Show that $X(t)=t W(1/t)$ is a Brownian motion if $W(t)$ is a Brownian motion.

Question

I am trying to solve a past exam question for which I have its answers. I've got to the end, but the very last and simplest line has confused me. I've spotted some errors and corrected them, but I think that this line is correct and I just don't know some theory. Thanks!

QUESTION: Show that $X(t)=t W(1/t)$ is a Brownian motion if $W(t)$ is a Brownian motion. As a hint, we are told that we need to check that $\lim_{t\to 0}X(t)=0$ a.s.

ANSWER:

Like $W(t)$, $X(t)$ is also a Gaussian process.

We need to check that $\mathbb{E}(X(t)X(s))=\min(t,s)$.
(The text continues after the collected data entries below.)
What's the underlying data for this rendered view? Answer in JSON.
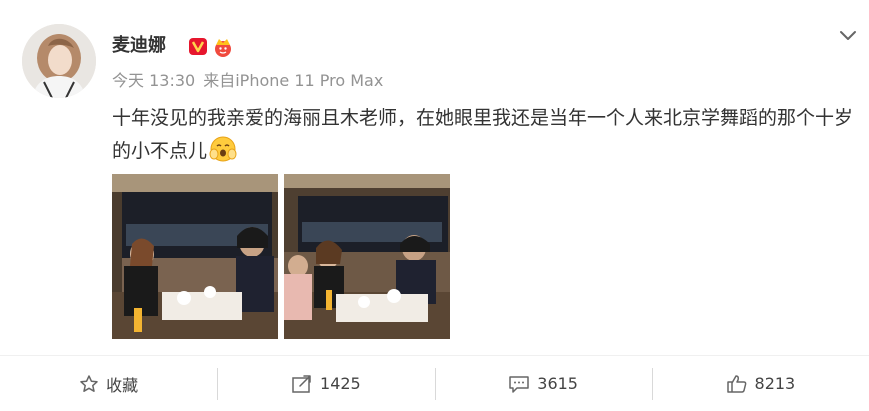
{
  "user": {
    "name": "麦迪娜"
  },
  "meta": {
    "time": "今天 13:30",
    "source_prefix": "来自",
    "source": "iPhone 11 Pro Max"
  },
  "post": {
    "text": "十年没见的我亲爱的海丽且木老师，在她眼里我还是当年一个人来北京学舞蹈的那个十岁的小不点儿",
    "emoji": "blush-face-emoji"
  },
  "actions": {
    "favorite_label": "收藏",
    "repost_count": "1425",
    "comment_count": "3615",
    "like_count": "8213"
  },
  "colors": {
    "text": "#333333",
    "meta": "#939393",
    "vip_red": "#e6162d",
    "icon_gray": "#666666"
  }
}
I checked it and it is correct.

Now, I have that $$\mathbb{E}\left[X(t)-X(s)\right]^2=t-s$$

for all $s<t$, and

$$\mathbb{E}\left[(X(t)-X(s))(X(s)-X(u))\right]=s-u-s-u=0$$ for $u<s<t$. From this we have that the increments are independent $N(0,t-s)$.

PART THAT CONFUSES ME

According to the answer, by the law of large numbers we have

$$\lim_{t\to 0}X(t)=\lim_{s\to \infty}\frac{W(s)}{s}=0$$

But how does $\lim_{t\to 0}X(t)=\lim_{s\to \infty}\frac{W(s)}{s}$ happen if $X(t)=tW(1/t)$?

Answer 1

It's a basic substitution $s=1/t$.

$$t \rightarrow 0\implies s\rightarrow\infty$$

Answer 2

Here we see that the new process is continuous and 0 at origin. We have $E[Y_t]=tE[W_{1/t}]= 0$ and $ Y_t$ is a Gaussian process also we have the covariance function $ E[Y_sY_t]= st(\dfrac{1}{s} \wedge \dfrac{1}{t}) = s \wedge t.$

Answer 3

I am just a student and i jsut solved the same type of question and i think i found an other elegant way to proove the continuity at zero. First we make a substitution of the variable $t=1/s$ so we get: $ lim_{t\rightarrow 0 }tX_{\frac{1}{t}}=lim_{s\rightarrow \infty }\frac{1}{s}X_{s} $

Now we can writte:
$|\frac{1}{s}X_{s}| = |\frac{1}{s}X_{s} \frac{\sqrt{2slog(log(s))}}{\sqrt{2slog(log(s))}}| = |\frac{X_s}{\sqrt{2slog(log(s))}}||\frac{\sqrt{2slog(log(s))}}{s}|$
Now on one hand by the law of the iterated logarithm . More preciselly this paricular caset of the theorem on the Brownian motion:

We can writte: $lim_{s\rightarrow \infty } |\frac{X_s}{\sqrt{2slog(log(s))}}|=1 \ a.s.$
On the other hand we have: $lim_{s\rightarrow \infty } |\frac{\sqrt{2slog(log(s))}}{\sqrt{s}}|=0 \ a.s.$
So easily we can conclude: $lim_{s\rightarrow \infty } |\frac{1}{s}X_{s}|=1\cdot 0=0 \ a.s.$

Q.E.D.